Eric N Anderson, Stephan Drukewitz, Sukhleen Kour, Anuradha V Chimata, Deepa S Rajan, Senta Schönnagel, Karen L Stals, Deirdre Donnelly, Siobhan O'Sullivan, John F Mantovani, Tiong Y Tan, Zornitza Stark, Pia Zacher, Nicolas Chatron, Pauline Monin, Severine Drunat, Yoann Vial, Xenia Latypova, Jonathan Levy, Alain Verloes, Jennefer N Carter, Devon E Bonner, Suma P Shankar, Jonathan A Bernstein, Julie S Cohen, Anne Comi, Deanna Alexis Carere, Lisa M Dyer, Sureni V Mullegama, Pedro A Sanchez-Lara, Katheryn Grand, Hyung-Goo Kim, Afif Ben-Mahmoud, Sidney M Gospe, Rebecca S Belles, Gary Bellus, Klaske D Lichtenbelt, Renske Oegema, Anita Rauch, Ivan Ivanovski, Frederic Tran Mau-Them, Aurore Garde, Rachel Rabin, John Pappas, Annette E Bley, Janna Bredow, Timo Wagner, Eva Decker, Carsten Bergmann, Louis Domenach, Henri Margot; Undiagnosed Diseases Network; Johannes R Lemke, Rami Abou Jamra, Julia Hentschel, Heather Mefford, Amit Singh, Udai Bhan Pandey, Konrad Platzer (2025).
De novo variants in KDM2A cause a syndromic neurodevelopmental disorder.

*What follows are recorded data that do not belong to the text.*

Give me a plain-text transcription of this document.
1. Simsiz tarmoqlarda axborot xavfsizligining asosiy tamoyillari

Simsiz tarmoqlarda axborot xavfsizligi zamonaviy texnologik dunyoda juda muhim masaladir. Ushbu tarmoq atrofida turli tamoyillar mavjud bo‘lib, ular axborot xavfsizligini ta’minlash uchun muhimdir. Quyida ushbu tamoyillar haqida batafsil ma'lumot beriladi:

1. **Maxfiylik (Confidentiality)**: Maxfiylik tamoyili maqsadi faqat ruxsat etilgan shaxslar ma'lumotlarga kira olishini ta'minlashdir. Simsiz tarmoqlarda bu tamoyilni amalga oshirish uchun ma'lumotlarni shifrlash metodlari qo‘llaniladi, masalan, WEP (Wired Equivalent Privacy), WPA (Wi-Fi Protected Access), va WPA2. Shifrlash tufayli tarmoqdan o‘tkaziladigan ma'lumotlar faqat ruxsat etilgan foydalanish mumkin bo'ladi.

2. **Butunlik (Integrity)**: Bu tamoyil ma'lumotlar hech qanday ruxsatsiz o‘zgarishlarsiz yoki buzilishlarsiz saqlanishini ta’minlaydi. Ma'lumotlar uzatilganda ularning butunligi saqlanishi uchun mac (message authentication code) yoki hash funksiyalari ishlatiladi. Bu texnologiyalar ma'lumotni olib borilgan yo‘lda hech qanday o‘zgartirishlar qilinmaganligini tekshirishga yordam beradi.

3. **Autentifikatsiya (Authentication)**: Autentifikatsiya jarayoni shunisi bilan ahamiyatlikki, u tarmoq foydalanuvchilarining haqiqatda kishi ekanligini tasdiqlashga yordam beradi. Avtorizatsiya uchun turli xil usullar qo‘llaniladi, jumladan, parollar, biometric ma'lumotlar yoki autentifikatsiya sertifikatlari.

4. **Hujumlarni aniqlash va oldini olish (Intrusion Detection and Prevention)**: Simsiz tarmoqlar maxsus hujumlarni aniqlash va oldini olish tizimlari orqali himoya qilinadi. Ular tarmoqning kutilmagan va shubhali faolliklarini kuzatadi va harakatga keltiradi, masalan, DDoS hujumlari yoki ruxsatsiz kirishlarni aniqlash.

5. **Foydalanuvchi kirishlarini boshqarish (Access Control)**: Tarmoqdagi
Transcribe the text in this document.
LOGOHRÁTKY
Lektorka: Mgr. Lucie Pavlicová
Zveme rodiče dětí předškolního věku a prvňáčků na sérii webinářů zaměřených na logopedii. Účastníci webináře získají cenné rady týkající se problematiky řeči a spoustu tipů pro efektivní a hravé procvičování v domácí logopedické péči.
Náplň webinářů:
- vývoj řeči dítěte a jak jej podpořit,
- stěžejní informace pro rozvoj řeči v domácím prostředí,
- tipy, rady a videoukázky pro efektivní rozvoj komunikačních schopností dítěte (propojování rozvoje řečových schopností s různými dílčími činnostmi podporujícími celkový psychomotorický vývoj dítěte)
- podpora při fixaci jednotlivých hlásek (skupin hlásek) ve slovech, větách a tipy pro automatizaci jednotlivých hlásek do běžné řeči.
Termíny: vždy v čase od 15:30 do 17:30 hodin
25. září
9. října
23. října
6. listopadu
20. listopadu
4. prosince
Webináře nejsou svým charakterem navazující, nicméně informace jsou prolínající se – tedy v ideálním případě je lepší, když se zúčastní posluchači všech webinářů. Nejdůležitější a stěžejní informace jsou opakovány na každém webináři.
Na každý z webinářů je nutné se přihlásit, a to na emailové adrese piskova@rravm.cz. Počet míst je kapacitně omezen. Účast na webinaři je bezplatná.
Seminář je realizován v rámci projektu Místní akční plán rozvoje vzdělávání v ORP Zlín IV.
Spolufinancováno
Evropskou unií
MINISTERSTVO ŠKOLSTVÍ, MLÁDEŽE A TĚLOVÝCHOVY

PMID: 40236430, PMCID: PMC11998838, DOI: 10.1101/2025.03.31.25324695, medRxiv 2025.03.31.25324695. 2025, March 31. preprint.

Abstract

Germline variants that disrupt components of the epigenetic machinery cause syndromic neurodevelopmental disorders. Using exome and genome sequencing, we identified de novo variants in KDM2A, a lysine demethylase crucial for embryonic development, in 18 individuals with developmental delays and/or intellectual disabilities. The severity ranged from learning disabilities to severe intellectual disability. Other core symptoms included feeding difficulties, growth issues such as intrauterine growth restriction, short stature and microcephaly as well as recurrent facial features like epicanthic folds, upslanted palpebral fissures, thin lips, and low-set ears. Expression of human disease-causing KDM2A variants in a Drosophila melanogaster model led to neural degeneration, motor defects, and reduced lifespan. Interestingly, pathogenic variants in KDM2A affected physiological attributes including subcellular distribution, expression and stability in human cells. Genetic epistasis experiments indicated that KDM2A variants likely exert their effects through a potential gain-of-function mechanism, as eliminating endogenous KDM2A in Drosophila did not produce noticeable neurodevelopmental phenotypes. Data from Enzymatic-Methylation sequencing supports the suggested gene-disease association by showing an aberrant methylome profiles in affected individuals’ peripheral blood. Combining our genetic, phenotypic and functional findings, we establish de novo variants in KDM2A as causative for a syndromic neurodevelopmental disorder.